Correcting a Statistic

What if instead of a corrected classifier, we just want to correct our estimate of the proportion of Candidate A supporters? In the survey sampling literature, a popular technique for this is multilevel regression and poststratification (MRP). If we were to use this technique, we would first discretize our sample bias correction features to form a grid. We would then use a multilevel logistic regression to assign a modelled level of support to each cell of the grid. The final result would come from an average of these support levels, weighted according to each cell’s probability under the test distribution. In the standard MRP setting, the test distribution must be externally known, because no individual observations are available from the population of interest. Often, the external distribution is derived from a census.

In our case, however, we have individual-level data from the population of interest. This allows us to present a slightly modified approach, which does not depend upon sourcing population marginal or joint distributions and does not require binning of the correction features.

Under covariate shift, the conditional probability that a person prefers Candidate A over B given their values of X1 and X2 does not depend on the sampling bias. To that end, we will estimate these probabilities using an uncorrected logistic regression on the training set. Now we can take a large number of samples with replacement from the test set, compute the predicted conditional probability for each, and then average them. Provided that our test set is sizeable enough that these bootstrapped samples closely follow the true underlying distribution, then this average converges to the marginal probability of support for Candidate A in the test set. This relies upon the additional assumption that the logistic regression predictions are consistent. This consistency assumption is extremely unlikely to fully hold in practice, but if the model performs decently then this will provide a nice and simple way to approximately correct this statistic, without needing any external distribution information.
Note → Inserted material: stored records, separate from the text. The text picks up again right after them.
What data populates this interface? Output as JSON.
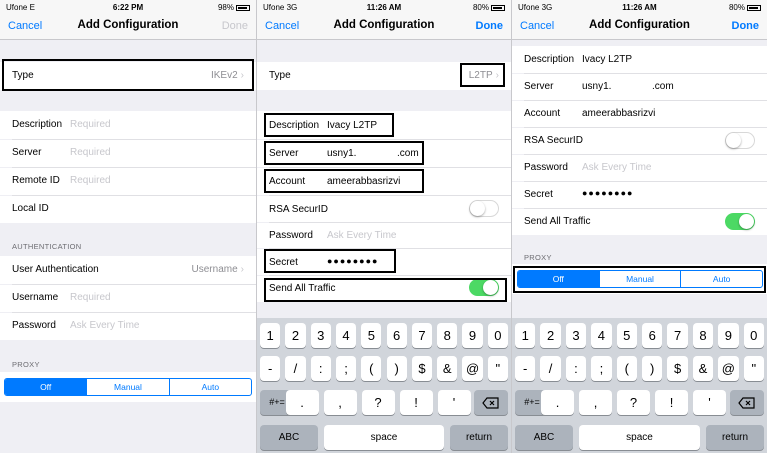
{
  "screens": [
    {
      "status": {
        "carrier": "Ufone  E",
        "time": "6:22 PM",
        "battery": "98%"
      },
      "nav": {
        "cancel": "Cancel",
        "title": "Add Configuration",
        "done": "Done"
      },
      "rows": {
        "type_label": "Type",
        "type_value": "IKEv2",
        "description_label": "Description",
        "description_placeholder": "Required",
        "server_label": "Server",
        "server_placeholder": "Required",
        "remote_id_label": "Remote ID",
        "remote_id_placeholder": "Required",
        "local_id_label": "Local ID",
        "auth_header": "AUTHENTICATION",
        "user_auth_label": "User Authentication",
        "user_auth_value": "Username",
        "username_label": "Username",
        "username_placeholder": "Required",
        "password_label": "Password",
        "password_placeholder": "Ask Every Time",
        "proxy_header": "PROXY"
      },
      "proxy_options": [
        "Off",
        "Manual",
        "Auto"
      ]
    },
    {
      "status": {
        "carrier": "Ufone  3G",
        "time": "11:26 AM",
        "battery": "80%"
      },
      "nav": {
        "cancel": "Cancel",
        "title": "Add Configuration",
        "done": "Done"
      },
      "rows": {
        "type_label": "Type",
        "type_value": "L2TP",
        "description_label": "Description",
        "description_value": "Ivacy L2TP",
        "server_label": "Server",
        "server_value": "usny1.",
        "server_suffix": ".com",
        "account_label": "Account",
        "account_value": "ameerabbasrizvi",
        "rsa_label": "RSA SecurID",
        "password_label": "Password",
        "password_placeholder": "Ask Every Time",
        "secret_label": "Secret",
        "secret_value": "●●●●●●●●",
        "send_all_label": "Send All Traffic"
      }
    },
    {
      "status": {
        "carrier": "Ufone  3G",
        "time": "11:26 AM",
        "battery": "80%"
      },
      "nav": {
        "cancel": "Cancel",
        "title": "Add Configuration",
        "done": "Done"
      },
      "rows": {
        "description_label": "Description",
        "description_value": "Ivacy L2TP",
        "server_label": "Server",
        "server_value": "usny1.",
        "server_suffix": ".com",
        "account_label": "Account",
        "account_value": "ameerabbasrizvi",
        "rsa_label": "RSA SecurID",
        "password_label": "Password",
        "password_placeholder": "Ask Every Time",
        "secret_label": "Secret",
        "secret_value": "●●●●●●●●",
        "send_all_label": "Send All Traffic",
        "proxy_header": "PROXY"
      },
      "proxy_options": [
        "Off",
        "Manual",
        "Auto"
      ]
    }
  ],
  "keyboard": {
    "row1": [
      "1",
      "2",
      "3",
      "4",
      "5",
      "6",
      "7",
      "8",
      "9",
      "0"
    ],
    "row2": [
      "-",
      "/",
      ":",
      ";",
      "(",
      ")",
      "$",
      "&",
      "@",
      "\""
    ],
    "row3": [
      ".",
      ",",
      "?",
      "!",
      "'"
    ],
    "shift": "#+=",
    "abc": "ABC",
    "space": "space",
    "return": "return",
    "delete_icon": "backspace-icon"
  },
  "colors": {
    "accent": "#007aff",
    "toggle_on": "#4cd964",
    "highlight": "#000000"
  }
}
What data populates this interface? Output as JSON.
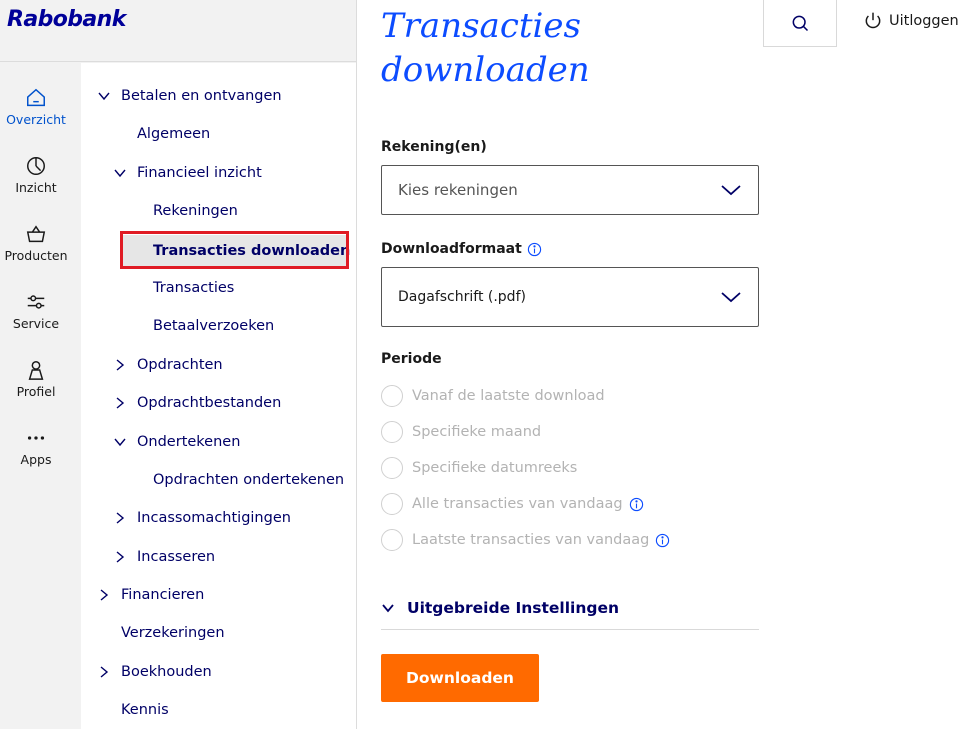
{
  "brand": {
    "logo": "Rabobank"
  },
  "iconbar": [
    {
      "icon": "home-icon",
      "label": "Overzicht",
      "active": true
    },
    {
      "icon": "pie-chart-icon",
      "label": "Inzicht"
    },
    {
      "icon": "basket-icon",
      "label": "Producten"
    },
    {
      "icon": "sliders-icon",
      "label": "Service"
    },
    {
      "icon": "person-icon",
      "label": "Profiel"
    },
    {
      "icon": "dots-icon",
      "label": "Apps"
    }
  ],
  "subnav": [
    {
      "label": "Betalen en ontvangen",
      "chevron": "down",
      "level": 0
    },
    {
      "label": "Algemeen",
      "chevron": "none",
      "level": 1
    },
    {
      "label": "Financieel inzicht",
      "chevron": "down",
      "level": 1
    },
    {
      "label": "Rekeningen",
      "chevron": "none",
      "level": 2
    },
    {
      "label": "Transacties downloaden",
      "chevron": "none",
      "level": 2,
      "selected": true
    },
    {
      "label": "Transacties",
      "chevron": "none",
      "level": 2
    },
    {
      "label": "Betaalverzoeken",
      "chevron": "none",
      "level": 2
    },
    {
      "label": "Opdrachten",
      "chevron": "right",
      "level": 1
    },
    {
      "label": "Opdrachtbestanden",
      "chevron": "right",
      "level": 1
    },
    {
      "label": "Ondertekenen",
      "chevron": "down",
      "level": 1
    },
    {
      "label": "Opdrachten ondertekenen",
      "chevron": "none",
      "level": 2
    },
    {
      "label": "Incassomachtigingen",
      "chevron": "right",
      "level": 1
    },
    {
      "label": "Incasseren",
      "chevron": "right",
      "level": 1
    },
    {
      "label": "Financieren",
      "chevron": "right",
      "level": 0
    },
    {
      "label": "Verzekeringen",
      "chevron": "none",
      "level": 0
    },
    {
      "label": "Boekhouden",
      "chevron": "right",
      "level": 0
    },
    {
      "label": "Kennis",
      "chevron": "none",
      "level": 0
    }
  ],
  "header": {
    "title_line1": "Transacties",
    "title_line2": "downloaden",
    "logout_label": "Uitloggen"
  },
  "form": {
    "accounts_label": "Rekening(en)",
    "accounts_placeholder": "Kies rekeningen",
    "format_label": "Downloadformaat",
    "format_value": "Dagafschrift (.pdf)",
    "period_label": "Periode",
    "period_options": [
      {
        "label": "Vanaf de laatste download",
        "info": false
      },
      {
        "label": "Specifieke maand",
        "info": false
      },
      {
        "label": "Specifieke datumreeks",
        "info": false
      },
      {
        "label": "Alle transacties van vandaag",
        "info": true
      },
      {
        "label": "Laatste transacties van vandaag",
        "info": true
      }
    ],
    "advanced_label": "Uitgebreide Instellingen",
    "download_label": "Downloaden"
  },
  "colors": {
    "accent_blue": "#0c4cff",
    "navy": "#000066",
    "download_orange": "#ff6a00",
    "highlight_red": "#e01b24"
  }
}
Looking at our example, the sample proportion of Candidate A supporters is 49.9% in the test set, but only 36.8% in the training set. But if we use the above approximation then we get a point estimate of 50.7%, a marked improvement.
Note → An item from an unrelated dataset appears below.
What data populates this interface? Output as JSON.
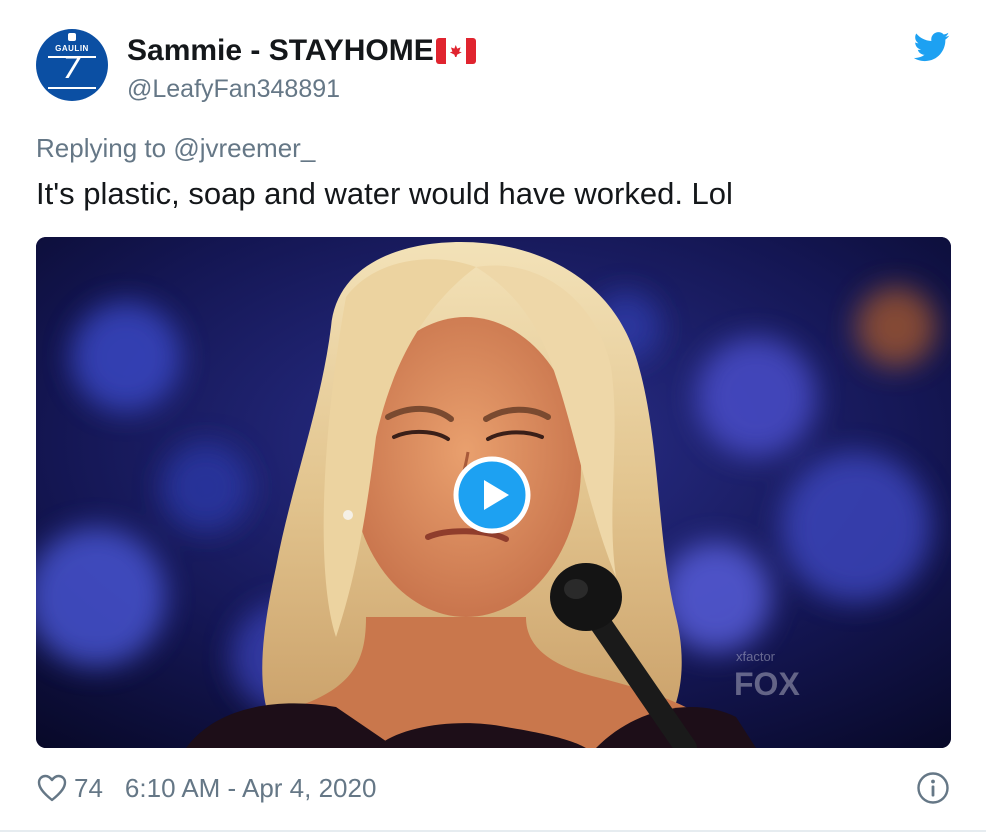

Note that we have not touched on how to compute correct standard errors. Frequently, the required covariance computations become intractable with estimated weights because the weights cannot sensibly be assumed to be independent. Indeed, the need for proper inference is a big part of the reason for the difference between the approaches in the machine learning community, such as kernel mean matching, and approaches like MRP that are used in a more inferential survey sampling context.